What these two chapters do is set the pattern for the two types of people we will read about in the rest of the Bible – these are the only two types of people that have existed since the Fall – these are the only two types of people alive today: those who hope in the Lord, and the rest of the world. One type of person will sin, and die. The other will live. And we see another pattern established here: sin breeds sin, and hope breeds hope. And even all those thousands of years ago, that hope was in the promised offspring: Jesus Christ, Who was descended from the Godly line of Seth, and later Noah.

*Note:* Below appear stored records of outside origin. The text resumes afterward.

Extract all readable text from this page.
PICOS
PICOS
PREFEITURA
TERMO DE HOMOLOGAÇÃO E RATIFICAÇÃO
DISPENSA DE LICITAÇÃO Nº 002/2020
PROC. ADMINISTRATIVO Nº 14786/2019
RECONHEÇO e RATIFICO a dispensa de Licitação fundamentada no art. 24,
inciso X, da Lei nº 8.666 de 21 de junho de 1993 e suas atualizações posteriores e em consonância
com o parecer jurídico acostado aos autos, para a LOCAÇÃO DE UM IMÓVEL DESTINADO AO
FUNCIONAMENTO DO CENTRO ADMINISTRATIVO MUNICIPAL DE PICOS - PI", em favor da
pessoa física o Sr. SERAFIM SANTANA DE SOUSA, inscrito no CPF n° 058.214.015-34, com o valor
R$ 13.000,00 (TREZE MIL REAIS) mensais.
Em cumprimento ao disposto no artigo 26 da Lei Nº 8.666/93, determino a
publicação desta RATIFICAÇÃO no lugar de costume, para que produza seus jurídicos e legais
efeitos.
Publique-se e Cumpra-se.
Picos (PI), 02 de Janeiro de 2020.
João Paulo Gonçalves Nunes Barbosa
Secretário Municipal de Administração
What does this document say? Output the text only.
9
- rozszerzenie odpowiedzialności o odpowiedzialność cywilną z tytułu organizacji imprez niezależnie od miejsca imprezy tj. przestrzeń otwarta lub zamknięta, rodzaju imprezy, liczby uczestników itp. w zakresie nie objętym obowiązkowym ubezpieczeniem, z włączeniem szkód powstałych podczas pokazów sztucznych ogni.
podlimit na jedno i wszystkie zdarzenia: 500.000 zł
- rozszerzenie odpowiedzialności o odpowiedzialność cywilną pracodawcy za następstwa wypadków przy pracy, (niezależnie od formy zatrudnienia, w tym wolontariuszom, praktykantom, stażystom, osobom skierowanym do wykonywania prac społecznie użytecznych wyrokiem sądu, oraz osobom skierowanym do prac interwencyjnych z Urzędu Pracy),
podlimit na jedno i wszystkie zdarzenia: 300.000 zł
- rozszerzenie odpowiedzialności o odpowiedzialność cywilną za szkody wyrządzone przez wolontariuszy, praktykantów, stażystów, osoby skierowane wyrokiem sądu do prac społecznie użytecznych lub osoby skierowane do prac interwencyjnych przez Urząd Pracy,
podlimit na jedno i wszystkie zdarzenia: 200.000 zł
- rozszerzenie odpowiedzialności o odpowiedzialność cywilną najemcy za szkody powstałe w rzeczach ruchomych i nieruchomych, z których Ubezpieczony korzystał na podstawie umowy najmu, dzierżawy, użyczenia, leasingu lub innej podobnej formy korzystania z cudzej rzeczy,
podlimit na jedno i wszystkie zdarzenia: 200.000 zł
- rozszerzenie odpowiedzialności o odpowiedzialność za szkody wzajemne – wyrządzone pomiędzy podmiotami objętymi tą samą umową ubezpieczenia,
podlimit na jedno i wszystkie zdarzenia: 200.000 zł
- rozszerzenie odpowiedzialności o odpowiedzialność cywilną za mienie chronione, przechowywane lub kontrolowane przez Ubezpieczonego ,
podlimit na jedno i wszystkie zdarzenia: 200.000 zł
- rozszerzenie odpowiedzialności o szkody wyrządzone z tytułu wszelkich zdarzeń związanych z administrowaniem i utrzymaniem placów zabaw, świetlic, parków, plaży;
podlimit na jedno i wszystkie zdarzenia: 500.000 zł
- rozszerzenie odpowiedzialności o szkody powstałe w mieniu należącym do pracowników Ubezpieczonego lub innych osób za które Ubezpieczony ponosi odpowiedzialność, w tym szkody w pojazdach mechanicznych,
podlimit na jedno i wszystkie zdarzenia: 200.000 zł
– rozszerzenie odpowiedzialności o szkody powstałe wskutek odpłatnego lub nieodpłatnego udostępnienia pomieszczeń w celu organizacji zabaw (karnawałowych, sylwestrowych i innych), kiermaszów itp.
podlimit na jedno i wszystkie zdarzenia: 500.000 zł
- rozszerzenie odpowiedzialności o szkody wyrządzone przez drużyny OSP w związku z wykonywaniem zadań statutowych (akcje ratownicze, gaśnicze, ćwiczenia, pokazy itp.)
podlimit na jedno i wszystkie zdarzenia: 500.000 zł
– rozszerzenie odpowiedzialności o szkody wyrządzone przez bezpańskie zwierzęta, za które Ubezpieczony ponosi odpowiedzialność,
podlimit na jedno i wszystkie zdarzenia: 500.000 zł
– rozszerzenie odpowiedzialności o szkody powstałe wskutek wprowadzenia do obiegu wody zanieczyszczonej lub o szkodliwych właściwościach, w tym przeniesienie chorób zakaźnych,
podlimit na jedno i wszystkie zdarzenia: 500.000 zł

* The question has often been asked by atheists with an air of victory: “who was Cain’s wife?” We read of Adam, Eve, Cain, and Abel. No mention of anyone else at all. Clearly, the Bible made a mistake!! Well, not exactly. Note that in both the genealogies of Cain and Seth, only one son is mentioned by name. Seth’s line mentions “other sons and daughters” and Cain’s line mentions only those six men. The Bible does not offer an exhaustive family tree, but names only those that are major players in the story being recorded. So Adam and Eve had other children outside of Cain, Abel, and Seth. I mean, Adam and Eve were married 130 years old when Seth was born, and there was no birth control. Get the picture? So who was Cain’s wife? It was his sister, or perhaps a niece born to Abel and his sister. That is how the human race grew. After the flood, it would have been first cousins marrying and having babies. And in both cases, as the generations went on, it would have been more and more distant relatives. And I don’t mean to upset you, but your spouse is nothing more than a very distant relative, and the offspring of Noah. Think about it…
** There has been debate in Christian circles forever over the dating of the world. What year B.C. was the world created? We don’t know. Some have done the math based on the ages of fathers given in the Old Testament until they can pinpoint a year based on extra-Biblical history and they’ve come up with the year 4,004 B.C. I don’t buy that. Note that the Old Testament, in some recorded genealogies, very clearly skips generations. [Just look at Moses’ genealogy in Numbers 26:57-59. If no generations are skipped, Moses is Levi’s great-grandson. If the Exodus happens when Moses is 80, and there were 430 years between Levi going to Egypt and the giving of the law, and since Levi already had Kohath (Moses’ grandfather), that means that Moses was born ~350 years after Kohath. That’s an average age of 175 for these guys when their sons were born. The lifespan was already far less than that. The Bible was simply naming the major players in the story.] What’s the point? Don’t get caught up in the years of Genesis 5. That is not the point that Genesis is making, at all. The Bible is not concerned with dating anything, only with showing us that the lifespans began to get shorter and shorter because the creation is always moving further and further from God’s design. Do not try to take from the Bible facts that it is not intending to communicate! We cannot go beyond what God has revealed.